Twenty or thirty years from now, he will be one of the figures whose image on the big screen at Madison Square Garden will draw an instant and joyful response. At the sight of his face, the crowd will jump up and shout, “Zoooooook!”
Mats Zuccarello is the people’s choice, in the stands and in the Rangers locker room. He is the little guy with a big game. When good things happen for the Rangers, they often start with him, as they did when he scored the goal that began the avalanche of momentum in an absolutely essential Game 3 win against the Senators Tuesday.
He is beloved partly for his results — he is tied with Michael Grabner and Brady Skjei for the team playoff lead in goals (four) and has five points in his past four games — and mostly for his style.
“His compete level. That’s all I can say,” said Brendan Smith, who made the transition from opponent to teammate late in the season. “We know he’s got a lot of skill, we know he can score. That’s why a lot of people would love to have him on their team. But what drives a player from being an average player to a great player is your compete level and your work ethic. He has that. Obviously, he gives up a lot of weight, he gives up a lot of size, but he wins a lot of battles. That’s just because he wants it more than a lot of other players.
“When he wins battles and makes plays, everybody feeds off of it.”
Zuccarello gives the Rangers universe something else for which it hungers. The 5-8, 179-pound winger’s spunk and out-of-nowhere back story bring sparkle to a team that, however solid, is not brimming with charisma.
Fans relate to an undrafted kid from Norway, where hockey was seen as something that people from Sweden did. New York is a pushover for a guy who endured a frightening head injury (on a shot from teammate Ryan McDonagh in the first round of the 2015 playoffs). He suffered a fractured skull and brain contusion that rendered him unable to speak for four days.
But you didn’t hear that from Zuccarello. He reverted to what he has called his Norwegian humility after nights such as Tuesday, when he was voted No. 1 star (he also had an assist). “I don’t know — skating, getting pucks deep, working hard,” he said, in a capsule summary of the torrid start to a 4-1 rout.
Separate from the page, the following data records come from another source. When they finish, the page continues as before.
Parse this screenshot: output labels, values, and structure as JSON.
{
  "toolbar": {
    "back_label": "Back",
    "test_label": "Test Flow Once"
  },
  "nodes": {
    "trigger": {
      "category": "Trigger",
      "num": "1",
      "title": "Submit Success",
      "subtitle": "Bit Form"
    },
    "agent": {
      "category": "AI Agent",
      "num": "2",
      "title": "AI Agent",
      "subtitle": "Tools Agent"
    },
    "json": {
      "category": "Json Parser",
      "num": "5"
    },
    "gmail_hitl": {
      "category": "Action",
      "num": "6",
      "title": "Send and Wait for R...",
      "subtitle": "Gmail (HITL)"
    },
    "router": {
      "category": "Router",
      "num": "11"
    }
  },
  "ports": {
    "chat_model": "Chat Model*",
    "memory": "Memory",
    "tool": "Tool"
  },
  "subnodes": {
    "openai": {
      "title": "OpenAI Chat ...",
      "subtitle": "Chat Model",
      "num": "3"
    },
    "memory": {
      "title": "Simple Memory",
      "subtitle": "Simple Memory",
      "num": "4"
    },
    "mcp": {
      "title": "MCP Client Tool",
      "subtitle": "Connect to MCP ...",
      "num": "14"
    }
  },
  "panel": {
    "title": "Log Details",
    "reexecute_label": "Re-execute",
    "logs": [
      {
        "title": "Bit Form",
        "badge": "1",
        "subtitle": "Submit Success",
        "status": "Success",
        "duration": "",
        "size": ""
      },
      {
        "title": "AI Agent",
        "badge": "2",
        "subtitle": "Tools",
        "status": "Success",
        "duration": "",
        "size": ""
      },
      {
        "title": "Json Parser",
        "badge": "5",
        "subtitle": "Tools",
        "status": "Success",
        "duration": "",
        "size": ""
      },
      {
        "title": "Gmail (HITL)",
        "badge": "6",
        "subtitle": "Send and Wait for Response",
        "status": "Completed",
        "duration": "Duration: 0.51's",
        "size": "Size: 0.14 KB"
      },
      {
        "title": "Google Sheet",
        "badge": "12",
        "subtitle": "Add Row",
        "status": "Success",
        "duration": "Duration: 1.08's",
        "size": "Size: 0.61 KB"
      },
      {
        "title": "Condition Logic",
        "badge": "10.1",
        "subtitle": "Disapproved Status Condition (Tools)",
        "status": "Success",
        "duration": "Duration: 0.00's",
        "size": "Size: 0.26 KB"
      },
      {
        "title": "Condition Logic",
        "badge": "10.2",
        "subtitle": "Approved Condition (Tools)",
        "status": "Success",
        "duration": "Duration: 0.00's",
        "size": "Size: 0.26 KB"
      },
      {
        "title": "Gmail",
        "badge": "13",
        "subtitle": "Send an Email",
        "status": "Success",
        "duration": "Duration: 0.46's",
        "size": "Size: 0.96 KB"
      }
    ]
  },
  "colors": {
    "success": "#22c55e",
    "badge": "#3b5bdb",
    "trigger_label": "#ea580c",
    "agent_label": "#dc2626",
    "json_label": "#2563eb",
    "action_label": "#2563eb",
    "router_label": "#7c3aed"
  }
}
True to his times, he was more emphatic and expansive in an essay for the Players’ Tribune earlier in the season. There, he wrote of his mother having enrolled him in skating lessons because he just couldn’t sit still, of playing more pond hockey than rink hockey and of rarely being able to find a game to watch on Norwegian TV. He told of begging his mother to buy a VHS tape of the 2001 Colorado Avalanche’s Stanley Cup run. He figures he watched it 1,500 times. “I just kept rewinding it and rewinding it,” he wrote.
These days, people all over Norway stay up to 3 a.m. to watch Rangers games. He calls it a happy nation, and he makes it happier.
He does the same for Rangers country. “I think you can take a lot from Zuke,” said Jimmy Vesey, who has the adjoining locker stall. “He’s obviously not the biggest guy on the ice. His work ethic and how tenacious he is on the puck, that inspires all of us, I think.”
Alain Vigneault said, “He’s fun to be around, always upbeat and always positive . . . He’s got a real good skill set but his best skill is his competitive nature.”
That, and the ability to light up the Garden. Zuccarello has secured his place there. It is stature that, to quote a favorite Rangers phrase, will last a lifetime.